Bu çözüm yalnızca geçici
ABC, Calais kampının boşaltılmasının uzun vadede mülteci sorununu çözmeyeceği uyarısında bulunuyor:
“Fransız polisi, bugün boşaltılan çadır kentin birkaç ay içinde, Büyük Britanya’da daha iyi bir hayat umuduyla yola çıkan çaresiz insanlarla dolacağından emin. Tıpkı savaş ve felaketten kaçan insanlarla dolup taşan Akdeniz gibi, Kuzey Avrupa sahilleri de yasaları ve sınırları tanımayan bir umut yolculuğuna çıkan binlerce insanın buluşma noktası. İster yasal, ister yasa dışı olsun göç, çok sayıda olumlu ve elbette sorunlu konuyu içeren, Avrupa’yı yakından ilgilendiren bir konu. Avrupalı resmi makamlar hem yasal, hem de yasa dışı göç karşısında gerçekçi ve mantıklı bir tavır sergilemek zorunda. Ancak bu şekilde krizden nemalanan popülist sesler kısılabilir. Mültecileri bir yerden diğerine taşımak, kanayan yaraya sadece bir yara bandı yapıştırmak gibi geçici bir çözüm.”

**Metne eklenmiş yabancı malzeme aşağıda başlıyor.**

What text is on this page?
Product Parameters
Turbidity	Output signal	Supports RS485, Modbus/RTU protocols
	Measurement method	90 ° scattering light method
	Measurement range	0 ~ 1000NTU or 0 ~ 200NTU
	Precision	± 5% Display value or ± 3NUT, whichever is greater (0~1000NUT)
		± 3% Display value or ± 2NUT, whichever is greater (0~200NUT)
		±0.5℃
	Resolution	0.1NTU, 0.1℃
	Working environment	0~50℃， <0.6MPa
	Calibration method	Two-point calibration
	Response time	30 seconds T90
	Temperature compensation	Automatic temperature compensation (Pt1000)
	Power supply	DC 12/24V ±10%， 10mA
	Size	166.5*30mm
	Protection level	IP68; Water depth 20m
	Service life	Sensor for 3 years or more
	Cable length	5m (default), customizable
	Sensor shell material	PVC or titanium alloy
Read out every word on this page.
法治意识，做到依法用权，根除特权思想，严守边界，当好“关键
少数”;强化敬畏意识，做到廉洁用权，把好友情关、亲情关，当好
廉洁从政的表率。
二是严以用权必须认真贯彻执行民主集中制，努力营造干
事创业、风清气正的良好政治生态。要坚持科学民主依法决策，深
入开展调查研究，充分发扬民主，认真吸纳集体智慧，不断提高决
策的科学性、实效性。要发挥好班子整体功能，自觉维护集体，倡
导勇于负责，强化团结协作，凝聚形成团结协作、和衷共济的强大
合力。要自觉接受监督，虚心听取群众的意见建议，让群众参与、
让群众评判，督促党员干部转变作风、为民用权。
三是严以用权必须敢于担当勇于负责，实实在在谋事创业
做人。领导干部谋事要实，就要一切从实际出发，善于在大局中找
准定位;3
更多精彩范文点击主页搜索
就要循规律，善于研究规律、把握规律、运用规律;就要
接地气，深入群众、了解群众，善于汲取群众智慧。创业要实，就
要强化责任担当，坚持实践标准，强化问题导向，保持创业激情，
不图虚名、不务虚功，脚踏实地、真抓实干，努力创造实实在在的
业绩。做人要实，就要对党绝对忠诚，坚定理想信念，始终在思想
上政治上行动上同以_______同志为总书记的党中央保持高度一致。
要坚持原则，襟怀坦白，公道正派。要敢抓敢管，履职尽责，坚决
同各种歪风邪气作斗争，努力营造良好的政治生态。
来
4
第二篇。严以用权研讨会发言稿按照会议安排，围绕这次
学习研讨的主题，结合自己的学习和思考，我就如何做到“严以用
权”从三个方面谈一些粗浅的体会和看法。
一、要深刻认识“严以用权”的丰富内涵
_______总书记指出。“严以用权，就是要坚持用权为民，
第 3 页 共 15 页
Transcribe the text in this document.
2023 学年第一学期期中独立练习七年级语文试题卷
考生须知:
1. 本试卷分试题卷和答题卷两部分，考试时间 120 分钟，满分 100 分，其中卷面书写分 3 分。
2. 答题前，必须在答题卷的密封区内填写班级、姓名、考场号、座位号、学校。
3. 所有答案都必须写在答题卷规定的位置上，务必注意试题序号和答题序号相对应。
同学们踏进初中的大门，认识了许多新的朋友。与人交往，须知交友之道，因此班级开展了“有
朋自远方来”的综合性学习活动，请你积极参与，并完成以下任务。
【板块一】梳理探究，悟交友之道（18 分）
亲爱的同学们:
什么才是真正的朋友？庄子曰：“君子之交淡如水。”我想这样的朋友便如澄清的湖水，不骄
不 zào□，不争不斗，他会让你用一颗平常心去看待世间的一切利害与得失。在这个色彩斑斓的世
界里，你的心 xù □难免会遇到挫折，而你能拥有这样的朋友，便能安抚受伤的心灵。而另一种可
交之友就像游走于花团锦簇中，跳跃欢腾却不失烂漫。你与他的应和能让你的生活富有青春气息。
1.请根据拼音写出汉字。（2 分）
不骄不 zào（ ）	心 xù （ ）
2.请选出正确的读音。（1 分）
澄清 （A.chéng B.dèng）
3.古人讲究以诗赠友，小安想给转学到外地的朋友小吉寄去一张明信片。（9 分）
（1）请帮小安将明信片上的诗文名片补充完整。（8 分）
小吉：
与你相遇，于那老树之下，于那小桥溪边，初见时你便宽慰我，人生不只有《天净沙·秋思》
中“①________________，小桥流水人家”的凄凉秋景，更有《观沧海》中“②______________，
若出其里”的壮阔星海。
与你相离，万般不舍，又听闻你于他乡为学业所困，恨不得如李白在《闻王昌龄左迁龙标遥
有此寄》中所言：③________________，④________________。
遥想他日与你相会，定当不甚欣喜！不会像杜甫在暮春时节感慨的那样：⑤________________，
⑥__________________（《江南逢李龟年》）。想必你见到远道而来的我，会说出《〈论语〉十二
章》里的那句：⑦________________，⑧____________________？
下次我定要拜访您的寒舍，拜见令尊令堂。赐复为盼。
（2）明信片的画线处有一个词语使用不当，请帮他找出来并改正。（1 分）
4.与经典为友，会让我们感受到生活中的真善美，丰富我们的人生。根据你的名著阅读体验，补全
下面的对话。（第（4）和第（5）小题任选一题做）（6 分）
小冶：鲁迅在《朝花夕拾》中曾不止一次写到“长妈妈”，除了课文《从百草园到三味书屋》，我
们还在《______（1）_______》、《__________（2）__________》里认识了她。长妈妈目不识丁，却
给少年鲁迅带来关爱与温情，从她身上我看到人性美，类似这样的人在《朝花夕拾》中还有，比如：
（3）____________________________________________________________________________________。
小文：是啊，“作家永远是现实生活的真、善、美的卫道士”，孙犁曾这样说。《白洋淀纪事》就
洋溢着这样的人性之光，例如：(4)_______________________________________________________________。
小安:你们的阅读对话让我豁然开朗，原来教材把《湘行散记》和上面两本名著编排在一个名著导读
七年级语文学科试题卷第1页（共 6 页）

İngiltere neden hayali kurulan ülke?
Savon Sanomat, Calais’taki mülteciler için Büyük Britanya’nın cazibesinin İngilizcenin bir dünya dili olmasından kaynaklandığı ihtimali üzerinde duruyor:
“Mültecilerin iltica statüsüne sahip olsalar bile Fransa’da ya da Kara Avrupası’nda kalmak istememelerinin çeşitli nedenleri var… Bunlardan bir tanesi, bu ada ülkesine kapağı atmak için bunun son fırsatları olması. Ancak bu durum bilinmezleri daha da esrarengiz kılıyor: Neden herkes bütün ekonomik tahminlerin gelecekte büyük bir kriz öngördüğü bir ülkeye gitmek istesin? ... Bir sebep, İngiliz dili ve kültürünün bilinilirliği olabilir. Ayrıca Büyük Britanya, İngilizce konuşulan diğer ülkelere açılan bir kapı olarak da görülüyor. Bu dünyanın küresel toplamı bir fırsatlar dünyası ve burada bireyler yetkililerin önlemlerinin nesnesinden fazlası.”